Korea Development Bank released a new term deposit on Monday, that provides maturity options from one month up to 60 months and guarantees a yearly 3.3 percent interest, even for a deposit for only one month. The 3.3 percent interest seems to be high enough to attract savers with ready cash, especially since some of the formerly popular demand deposit accounts that had higher interest, even for one-day deposits, have mostly disappeared from the market over the past few months.
Demand deposit accounts with high interest were popular at savings banks earlier, but any account that offers an interest of 3 percent is now rare. Market leader SBI Savings Bank Inc. used to set the rate for its demand deposits at a yearly mid-3 percent rate range, but on Friday it revised it downward to 2.8 percent. As of Tuesday, annual interest rates on demand deposit accounts at internet banks stood at 2.7 percent at K-Bank and 2.8 percent at Kakao Bank.
Some savers juggle multiple short-term deposits with one-month to three-month maturities.
“I’m using multiple ultra short-term term deposits, as interest rates for demand deposits are not satisfactory and I may need my money soon for my wedding,” one unnamed saver said. “These deposits are convenient because I can use it for my needs when they near maturity.”
One-month maturity deposits are not unseen at banks, but it is unheard of for banks offering a higher interest rate than non-banks on one-month term deposits. Earlier, Kakao Bank set its interest on one-month maturity deposits at 3 percent. The Industrial Bank of Korea has also set a minimum maturity on its term deposits for individual customers at one month, with a yearly 2.95 percent interest rate.
The gap between the interest that banks offer on deposits under six months and on those that mature at one year have also shrunk. Data from the Bank of Korea show that, as of January, a bank’s annual interest on term deposits that mature before six months was 3.61 percent, seeing a 0.49-percentage-point difference between that for term deposits that mature at one year, which was 4.1 percent. As of October last year, the gap was bigger than 1 percentage points, with under six month deposits having a lower interest.
Specialists say that high interest deposits may be able to attract some of the available cash that’s floating in the market.
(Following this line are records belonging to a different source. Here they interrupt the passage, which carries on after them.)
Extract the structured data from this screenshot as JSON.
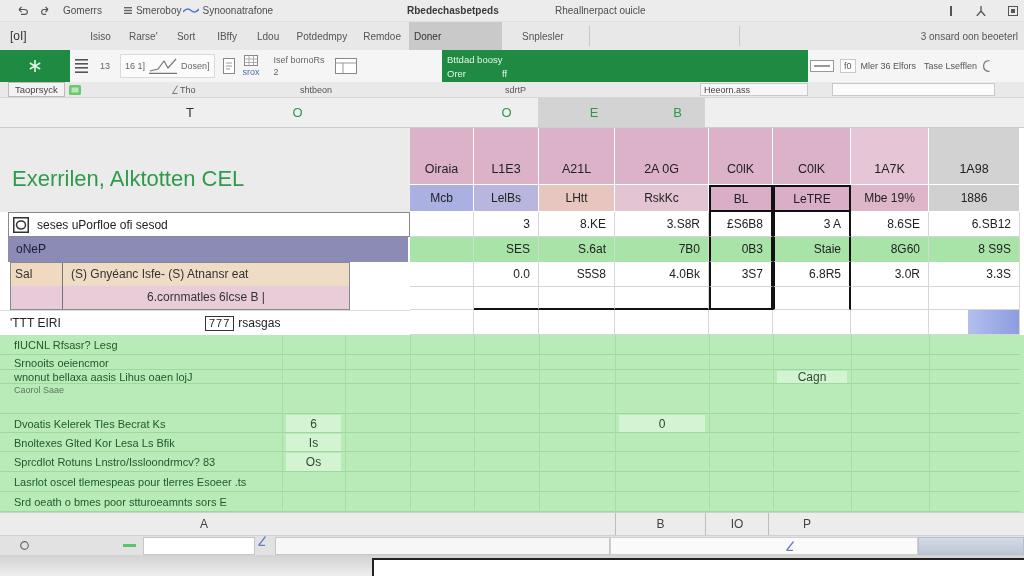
{
  "title_bar": {
    "quick_access_label": "Gomerrs",
    "document_path": "Smeroboy",
    "document_name": "Synoonatrafone",
    "app_title": "Rbedechasbetpeds",
    "subtitle": "Rheallnerpact ouicle"
  },
  "ribbon_tabs": {
    "file_label": "[oI]",
    "tabs": [
      {
        "label": "Isiso",
        "selected": false
      },
      {
        "label": "Rarse'",
        "selected": false
      },
      {
        "label": "Sort",
        "selected": false
      },
      {
        "label": "IBffy",
        "selected": false
      },
      {
        "label": "Ldou",
        "selected": false
      },
      {
        "label": "Potdedmpy",
        "selected": false
      },
      {
        "label": "Remdoe",
        "selected": false
      },
      {
        "label": "Doner",
        "selected": true
      },
      {
        "label": "Snplesler",
        "selected": false
      }
    ],
    "account": "3 onsard oon beoeterl"
  },
  "ribbon": {
    "number_label": "13",
    "chart_box_label": "16 1]",
    "chart_label": "Dosen]",
    "tool_label": "srox",
    "format_label": "Isef bornoRs",
    "format_value": "2",
    "banner_title": "Bttdad boosy",
    "banner_label": "Orer",
    "banner_value": "ff",
    "zoom_value": "f0",
    "option_1": "Mler 36 Elfors",
    "option_2": "Tase Lsefflen"
  },
  "label_bar": {
    "sheet_tab": "Taoprsyck",
    "group_1": "Tho",
    "group_2": "shtbeon",
    "group_3": "sdrtP",
    "name_box": "Heeorn.ass"
  },
  "column_headers": [
    {
      "label": "T",
      "selected": false,
      "color": "#333333"
    },
    {
      "label": "O",
      "selected": false,
      "color": "#2a9a48"
    },
    {
      "label": "O",
      "selected": false,
      "color": "#2a9a48"
    },
    {
      "label": "E",
      "selected": true,
      "color": "#2a9a48"
    },
    {
      "label": "B",
      "selected": true,
      "color": "#2a9a48"
    }
  ],
  "sheet_title": "Exerrilen, Alktotten CEL",
  "summary": {
    "heading": "seses uPorfloe ofi sesod",
    "band_label": "oNeP",
    "box_label": "Sal",
    "box_line_1": "(S) Gnyéanc Isfe- (S) Atnansr eat",
    "box_line_2": "6.cornmatles 6lcse B |",
    "footer_label": "'TTT EIRI",
    "footer_tag": "777",
    "footer_text": "rsasgas"
  },
  "table": {
    "header": [
      {
        "text": "Oiraia",
        "color": "#dcb2c8"
      },
      {
        "text": "L1E3",
        "color": "#dcb2c8"
      },
      {
        "text": "A21L",
        "color": "#dcb2c8"
      },
      {
        "text": "2A 0G",
        "color": "#dcb2c8"
      },
      {
        "text": "C0lK",
        "color": "#dcb2c8"
      },
      {
        "text": "C0lK",
        "color": "#dcb2c8"
      },
      {
        "text": "1A7K",
        "color": "#e6c6d6"
      },
      {
        "text": "1A98",
        "color": "#d2d2d2"
      }
    ],
    "subheader": [
      {
        "text": "Mcb",
        "color": "#aab0e2",
        "selected": false
      },
      {
        "text": "LelBs",
        "color": "#b8b6de",
        "selected": false
      },
      {
        "text": "LHtt",
        "color": "#e8c6c0",
        "selected": false
      },
      {
        "text": "RskKc",
        "color": "#e2c4d2",
        "selected": false
      },
      {
        "text": "BL",
        "color": "#d9aec6",
        "selected": true
      },
      {
        "text": "LeTRE",
        "color": "#d9aec6",
        "selected": true
      },
      {
        "text": "Mbe 19%",
        "color": "#deb6ca",
        "selected": false
      },
      {
        "text": "1886",
        "color": "#d0d0d0",
        "selected": false
      }
    ],
    "rows": [
      {
        "highlighted": false,
        "cells": [
          "3",
          "8.KE",
          "3.S8R",
          "£S6B8",
          "3 A",
          "8.6SE",
          "6.SB12"
        ]
      },
      {
        "highlighted": true,
        "cells": [
          "SES",
          "S.6at",
          "7B0",
          "0B3",
          "Staie",
          "8G60",
          "8 S9S"
        ]
      },
      {
        "highlighted": false,
        "cells": [
          "0.0",
          "S5S8",
          "4.0Bk",
          "3S7",
          "6.8R5",
          "3.0R",
          "3.3S"
        ]
      }
    ]
  },
  "notes": [
    {
      "kind": "text",
      "text": "fIUCNL Rfsasr? Lesg"
    },
    {
      "kind": "text",
      "text": "Srnooits oeiencmor"
    },
    {
      "kind": "text",
      "text": "wnonut bellaxa aasis Lihus oaen lojJ",
      "column_8": "Cagn"
    },
    {
      "kind": "caption",
      "text": "Caorol Saae"
    },
    {
      "kind": "text",
      "text": "Dvoatis Kelerek Tles Becrat Ks",
      "column_1": "6",
      "column_6": "0"
    },
    {
      "kind": "text",
      "text": "Bnoltexes Glted Kor Lesa Ls Bfik",
      "column_1": "Is"
    },
    {
      "kind": "text",
      "text": "Sprcdlot Rotuns Lnstro/Issloondrmcv? 83",
      "column_1": "Os"
    },
    {
      "kind": "text",
      "text": "Lasrlot oscel tlemespeas pour tlerres Esoeer .ts"
    },
    {
      "kind": "text",
      "text": "Srd oeath o bmes poor stturoeamnts sors E"
    }
  ],
  "column_letters": [
    "A",
    "B",
    "IO",
    "P"
  ]
}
People with standby money, watching market movements and waiting for a benchmark rate change, may choose a safe asset amid the stock market shake up caused by the SVB collapse.
“Standby money seems to move to short-term deposits as they want to wait until they see how the Federal Open Market Committee meeting goes later this month,” said the deputy head of the Gangnam Private Banker Center at KB Kookmin Bank.
Starting next month, customers will have more options as banks and non-banks can now offer installment term deposits with maturities as short as one month. Under the revised regulations of financial institution’s interest rates, banks and other institutions can now provide one-month installment term deposits, lowered from the earlier minimum of six months. In revising the regulations, the central bank’s Monetary Policy Board took into consideration the growing demand for short-term deposits and savings accounts.